Маме пришлось выстроить и наладить свое существование в условиях физической беспомощности, неспособности выразить мысль и читать книги. Последнее, возможно, было самым горьким. Нашему участию в мамином преодолении унизительной беспомощности я не придаю решающего значения. Это был только толчок, позыв, мотив. А дальше-то маме пришлось самой неподвластное тело заставить двигаться, свой мозг настроить на редкие волны, которые улавливала. И держаться достойно. В мамином понимании достоинства: во что одета — ерунда, что говорю, как держусь — существенно. У нее получи-лось-таки. Про друзей-гостей, которые восхищались «Александрой Семеновной, как прежде», я уже писала. Но и мы — дети, муж, я — оказались в плену маминого нового статуса. В плену горьком и одновременно счастливом.
Маминой главной фразой стало: «Я не знаю, как сказать!» Мама не мучила нас капризами и требованиями. Скорее мы ее терзали. У нее был очень плохой аппетит, поэтому я радовалась, когда ей хотелось чего-нибудь поесть. Вопрос: чего именно?
Однажды приходит муж домой, у меня голова кругом:
— Представляешь, мы пять часов выясняем, чего маме хочется отведать. Это вроде овощ, но и не овощ, это твердое и рассыпчатое, это продается на рынке и магазине, в бакалейных или кондитерских отделах. Чтобы разгадать этот ребус, я задала маме сотню вопросов, на которые она отвечала стандартно: «Я не знаю, как сказать».
Женя подумал, подумал и уточнил у тещи:
— Вроде овощ, но твердое, хрупкое и рассыпчатое?
— Да, — ответила мама. — Я не знаю, как сказать.
— Это картофельные чипсы? — предположил Женя.
— Наконец-то, — рассмеялась мама.
Эта игра нас отчасти забавляла. У мамы иногда вырывалось простое слово, правильное по смыслу и ситуации, но это слово здоровые культурные люди не стали бы произносить.
К нам зашла соседка, с которой мы давно не виделись, и за это время она раздалась чудовищно, килограммов на тридцать пополнела.
Мама покачала осудительно головой и выпалила:
— Туша!
Хорошо, что соседка не обиделась. Но она так долго рассказывала про свои гормональные болезни, что лучше бы обиделась и поскорей ушла.

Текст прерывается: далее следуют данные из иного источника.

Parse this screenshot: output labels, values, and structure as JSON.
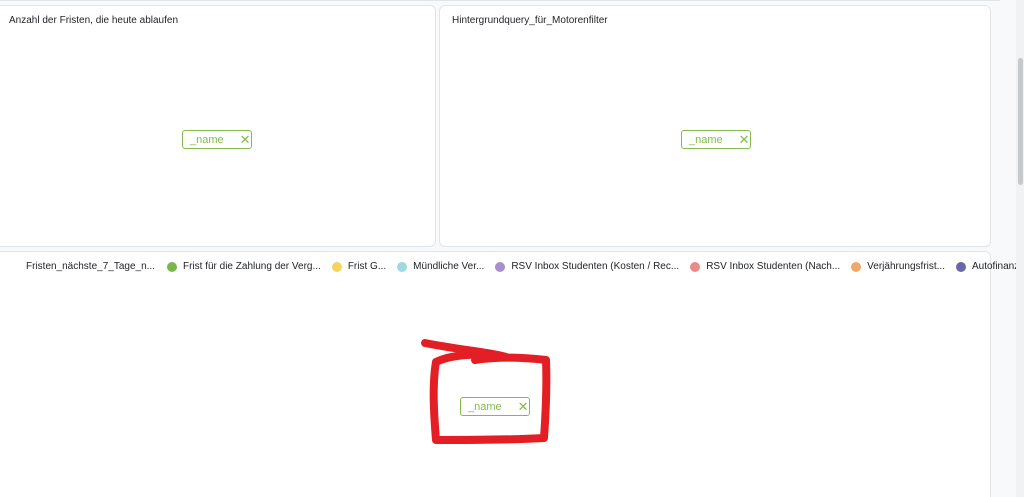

Возвращаюсь с работы, Тамара Ивановна делится условиями нерешенной задачки:
— Наташа! Я не знаю, как сказать! Тьфу ты! — чертыхается она, невольно повторив мамину фразочку. И поправляется: — Я не знаю, чего хочет Александра Семеновна. Это растение. Но оно не растет в Советском Союзе. Наташа! У нас в Узбекистане все росло! Значит так. Оно зеленое и мягкое, но это не огурец. Оно зеленое и внутри, поэтому не арбуз. И у него одна косточка! — возмущается Тамара Ивановна. — Наташа! С одной косточкой только фрукты, Александpa Семеновна говорит, что это овощ, но Александра Семеновна не уверена.